— Я славиец, меня зовут Рейнхард Костецкий, — после чего добавлял, — поляк по национальности, но родился и вырос в Мюнхене. Я и сейчас там живу, на улице Кёнингштрассе семнадцать, у меня особняк. Будете у нас на Славии, обязательно прилетайте в Мюнхен, наша семья будет вам очень рада. К Костецким вас проводит каждый.
Почему, спрашивается, этот самый Рейнхард Костецкий был вынужден покинуть Землю? Почему толпа вандалов разрушила его дом? Хорошо, что он переехал вместе со своей семьёй в Россию ещё в тридцать четвёртом году, но ведь из-за этого нескольких его соседей озверевшие негры буквально растерзали в клочья. Максим в последнее время часто спрашивал себя: — «А может быть зря я всё это сделал? Мы ведь могли установить свою власть на всей Земле и навести порядок там вместо того, чтобы улетать на Славию. Боже, сколько сил было на это потрачено, сколько материальных ресурсов. Да мы бы смогли превратить Землю в самый настоящий Рай, не позови я всех в этот чёртов космос, на Православную Русь. Мне всего-то и нужно было сделать, что набраться мужества и сказать, что отныне на всей планете есть только один лидер — Россия, а все остальные страны должны либо покориться нашей воле сами, либо мы принудим их к этому силой. Ведь в таком случае великим звёздным народом были бы не славийцы, а земляне. Мы ведь в любом случае останемся землянами и через сто, и через тысячу лет и нам от этого никуда не деться».
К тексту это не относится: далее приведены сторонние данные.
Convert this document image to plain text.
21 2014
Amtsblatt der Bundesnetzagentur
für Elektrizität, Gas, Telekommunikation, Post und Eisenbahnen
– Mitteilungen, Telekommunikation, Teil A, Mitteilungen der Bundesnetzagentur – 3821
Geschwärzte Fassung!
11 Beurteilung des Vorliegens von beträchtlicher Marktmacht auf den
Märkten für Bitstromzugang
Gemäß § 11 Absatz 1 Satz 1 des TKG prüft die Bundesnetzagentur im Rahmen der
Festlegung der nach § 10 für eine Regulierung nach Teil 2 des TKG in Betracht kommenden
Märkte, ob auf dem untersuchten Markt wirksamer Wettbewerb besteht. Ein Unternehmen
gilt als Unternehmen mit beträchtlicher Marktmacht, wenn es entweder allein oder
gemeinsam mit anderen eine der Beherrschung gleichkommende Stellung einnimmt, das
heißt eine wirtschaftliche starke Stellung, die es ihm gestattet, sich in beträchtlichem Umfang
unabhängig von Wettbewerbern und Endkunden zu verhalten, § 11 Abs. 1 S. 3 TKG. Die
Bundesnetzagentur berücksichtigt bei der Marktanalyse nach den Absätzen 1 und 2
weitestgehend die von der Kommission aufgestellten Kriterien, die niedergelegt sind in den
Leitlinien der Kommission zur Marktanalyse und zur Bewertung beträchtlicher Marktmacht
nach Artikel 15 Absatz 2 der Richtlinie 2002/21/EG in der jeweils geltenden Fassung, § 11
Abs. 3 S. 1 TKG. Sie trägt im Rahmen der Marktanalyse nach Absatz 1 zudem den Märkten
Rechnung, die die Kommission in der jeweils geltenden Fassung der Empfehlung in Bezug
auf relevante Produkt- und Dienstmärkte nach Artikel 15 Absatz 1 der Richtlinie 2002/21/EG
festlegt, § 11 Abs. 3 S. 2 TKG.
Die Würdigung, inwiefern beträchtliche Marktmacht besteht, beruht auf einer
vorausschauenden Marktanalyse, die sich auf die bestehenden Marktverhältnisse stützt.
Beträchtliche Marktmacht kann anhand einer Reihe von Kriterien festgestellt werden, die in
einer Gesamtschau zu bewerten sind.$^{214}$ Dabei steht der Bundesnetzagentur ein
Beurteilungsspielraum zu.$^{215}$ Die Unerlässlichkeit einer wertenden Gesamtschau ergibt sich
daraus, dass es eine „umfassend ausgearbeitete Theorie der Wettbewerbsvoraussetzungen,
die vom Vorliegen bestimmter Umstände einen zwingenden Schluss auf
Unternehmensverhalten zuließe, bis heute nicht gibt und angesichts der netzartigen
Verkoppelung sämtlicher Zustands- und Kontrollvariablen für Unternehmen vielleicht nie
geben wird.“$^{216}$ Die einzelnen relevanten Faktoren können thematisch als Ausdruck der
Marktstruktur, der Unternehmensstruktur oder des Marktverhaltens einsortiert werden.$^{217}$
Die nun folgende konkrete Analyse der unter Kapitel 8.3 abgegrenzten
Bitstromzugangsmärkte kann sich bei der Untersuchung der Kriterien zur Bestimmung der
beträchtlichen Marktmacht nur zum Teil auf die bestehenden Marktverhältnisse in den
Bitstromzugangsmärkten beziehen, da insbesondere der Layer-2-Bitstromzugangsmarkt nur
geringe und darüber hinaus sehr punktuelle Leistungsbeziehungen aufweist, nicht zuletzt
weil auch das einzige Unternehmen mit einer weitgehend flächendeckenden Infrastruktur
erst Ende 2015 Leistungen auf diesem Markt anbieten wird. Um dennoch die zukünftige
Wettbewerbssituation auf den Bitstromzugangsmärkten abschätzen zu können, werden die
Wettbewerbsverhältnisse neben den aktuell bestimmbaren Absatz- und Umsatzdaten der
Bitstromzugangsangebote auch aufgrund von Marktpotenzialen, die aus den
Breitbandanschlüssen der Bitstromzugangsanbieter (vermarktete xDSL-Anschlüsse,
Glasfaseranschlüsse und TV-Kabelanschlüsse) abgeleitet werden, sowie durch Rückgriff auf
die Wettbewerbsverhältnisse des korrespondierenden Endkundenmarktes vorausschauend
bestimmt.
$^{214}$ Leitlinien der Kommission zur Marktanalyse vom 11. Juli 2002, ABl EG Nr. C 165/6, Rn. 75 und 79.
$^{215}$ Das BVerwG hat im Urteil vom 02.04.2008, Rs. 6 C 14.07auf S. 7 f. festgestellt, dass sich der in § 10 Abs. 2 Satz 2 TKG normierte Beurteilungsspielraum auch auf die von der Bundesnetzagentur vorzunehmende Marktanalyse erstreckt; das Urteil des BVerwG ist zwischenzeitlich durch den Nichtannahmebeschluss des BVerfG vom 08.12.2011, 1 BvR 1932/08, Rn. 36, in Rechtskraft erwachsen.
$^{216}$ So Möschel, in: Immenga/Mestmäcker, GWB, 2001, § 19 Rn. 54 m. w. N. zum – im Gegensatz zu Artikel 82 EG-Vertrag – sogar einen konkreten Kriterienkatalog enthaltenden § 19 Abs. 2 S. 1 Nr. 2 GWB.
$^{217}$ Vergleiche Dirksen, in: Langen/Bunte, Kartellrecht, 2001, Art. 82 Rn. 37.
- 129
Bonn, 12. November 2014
Сегодня Максиму было почему-то особенно тяжело. Он прилетел на флайере на работу, вошел в свой кабинет и попросил, чтобы его никто не беспокоил, так как занят очень важным делом. На самом же деле он с мрачным видом сидел в кресле и думал только о том, что всё, на что было потрачено столько сил и средств было всего лишь глупой детской выходкой — мол я уйду из дома и вам всем будет без меня плохо. Правда, вместе с тем он прекрасно понимал, что если бы речь действительно шла о родном доме и о семье обиженного на что-то мальчика, то его давно бы уже спохватились и стали искать. На Земле же предпочли поступить иначе. Там не только вышвырнули на помойку и сожгли все его вещи из комнаты, но и сам дом снесли и даже вырубили сад, чтобы всё перестроить таким образом, чтобы о маленьком беглеце уже ничто не напоминало. Печально, но от этого тоже никуда не уйдёшь и от того Максиму становилось ещё тяжелее.
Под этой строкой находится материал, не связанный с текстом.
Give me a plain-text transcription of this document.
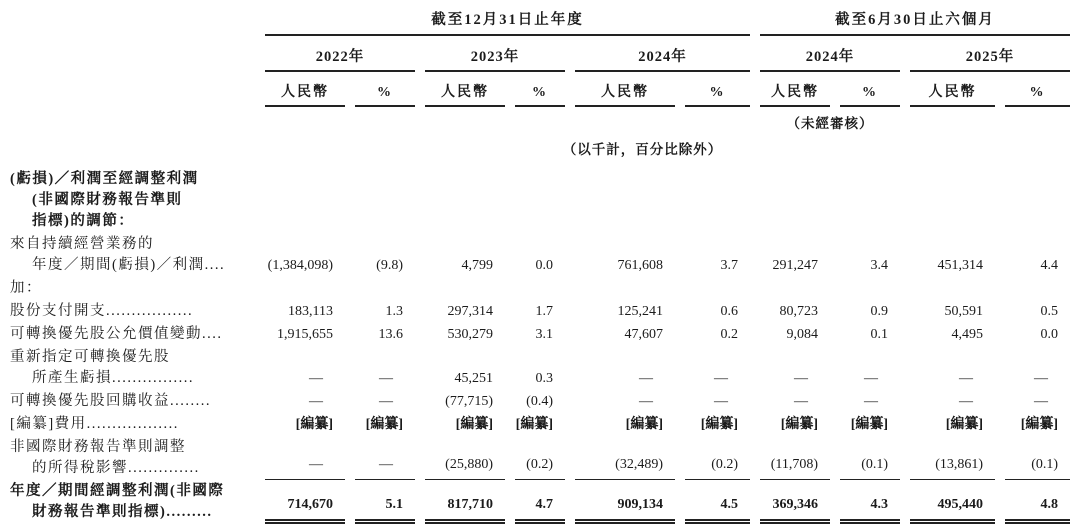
	截至12月31日止年度						截至6月30日止六個月			
	2022年		2023年		2024年		2024年		2025年	
	人民幣	%	人民幣	%	人民幣	%	人民幣	%	人民幣	%
							（未經審核）			
	（以千計，百分比除外）									

(虧損)／利潤至經調整利潤
(非國際財務報告準則
指標)的調節：										

來自持續經營業務的
年度／期間(虧損)／利潤....	(1,384,098)	(9.8)	4,799	0.0	761,608	3.7	291,247	3.4	451,314	4.4

加：										

股份支付開支.................	183,113	1.3	297,314	1.7	125,241	0.6	80,723	0.9	50,591	0.5

可轉換優先股公允價值變動....	1,915,655	13.6	530,279	3.1	47,607	0.2	9,084	0.1	4,495	0.0

重新指定可轉換優先股
所產生虧損................	—	—	45,251	0.3	—	—	—	—	—	—

可轉換優先股回購收益........	—	—	(77,715)	(0.4)	—	—	—	—	—	—

[編纂]費用..................	[編纂]	[編纂]	[編纂]	[編纂]	[編纂]	[編纂]	[編纂]	[編纂]	[編纂]	[編纂]

非國際財務報告準則調整
的所得稅影響..............	—	—	(25,880)	(0.2)	(32,489)	(0.2)	(11,708)	(0.1)	(13,861)	(0.1)

年度／期間經調整利潤(非國際
財務報告準則指標).........	714,670	5.1	817,710	4.7	909,134	4.5	369,346	4.3	495,440	4.8
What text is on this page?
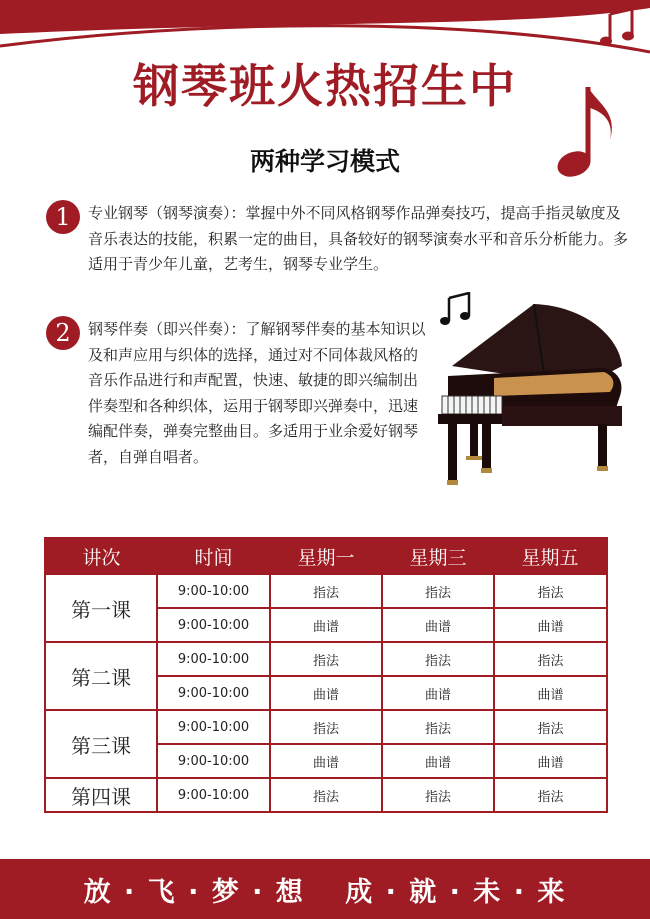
钢琴班火热招生中
两种学习模式
1	专业钢琴（钢琴演奏）：掌握中外不同风格钢琴作品弹奏技巧，提高手指灵敏度及音乐表达的技能，积累一定的曲目，具备较好的钢琴演奏水平和音乐分析能力。多适用于青少年儿童，艺考生，钢琴专业学生。
2	钢琴伴奏（即兴伴奏）：了解钢琴伴奏的基本知识以及和声应用与织体的选择，通过对不同体裁风格的音乐作品进行和声配置，快速、敏捷的即兴编制出伴奏型和各种织体，运用于钢琴即兴弹奏中，迅速编配伴奏，弹奏完整曲目。多适用于业余爱好钢琴者，自弹自唱者。
讲次	时间	星期一	星期三	星期五
第一课	9:00-10:00	指法	指法	指法
	9:00-10:00	曲谱	曲谱	曲谱
第二课	9:00-10:00	指法	指法	指法
	9:00-10:00	曲谱	曲谱	曲谱
第三课	9:00-10:00	指法	指法	指法
	9:00-10:00	曲谱	曲谱	曲谱
第四课	9:00-10:00	指法	指法	指法
放 · 飞 · 梦 · 想　 成 · 就 · 未 · 来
Он сидел в просторном, красиво обставленном кабинете с рабочим письменным столом-пультом одетый в свой повседневный строгий светло-серый, по случаю весны, костюм и, сложив на груди руки, то и дело тягостно вздыхал. За окном буйствовала весна. В этом году она была в Москве ранняя и очень тёплая после довольно прохладной, на целых две недели даже выпал снег, зимы. В Кремль он давно уже был не ходок. Там президент Славии если когда и бывал, то только по случаю прибытия высоких гостей. Карта славийской Москвы всё же отличалась от Москвы земной. Её улицы были шире, а дома стояли с довольно большими разрывами друг от друга, чтобы их можно было обойти и хорошенько рассмотреть. Москва очень пострадала от варварства нуворишей, но её всё же удалось восстановить в облике начала семидесятых годов прошлого века и куда более ранних времён в пределах Садового кольца и примыкающих к нему старых районов. В городе, увы, было очень много исторически точных новоделов, но все они были построены так искусно, что передавали аромат разных эпох.
Далеко не все старые дома были превращены в музеи. В большинстве были устроены самые различные заведения науки, культуры, искусства, а также просто рестораны, кафе и старинные трактиры. Зайти можно было куда угодно только для того, чтобы посидеть в тишине за старинным письменным столом и поработать. Вот и для президента Славии между возрождённой в своём прежнем облике Варваркой и Москворецкой набережной, где в настоящей Москве на почти вдвое меньшем по размеру участке стояла когда-то гостиница «Россия», был построен уютный трёх этажный особняк в стиле модерн, а вокруг него разбит Президентский сад. Весь верхний этаж представлял из себя просторный, четырёхсветный кабинет, в раскрытое настежь окно которого заглядывала роскошная, махровая китайская сирень, вымахавшая высотой больше пятнадцати метров. На Славии земные деревья почему-то стремились побить все рекорды роста. Наверное ещё и потому, что их выращивали с введением карингфорса. Через окно напротив Максиму был хорошо виден огромный Президентский дуб, привезённый с Земли.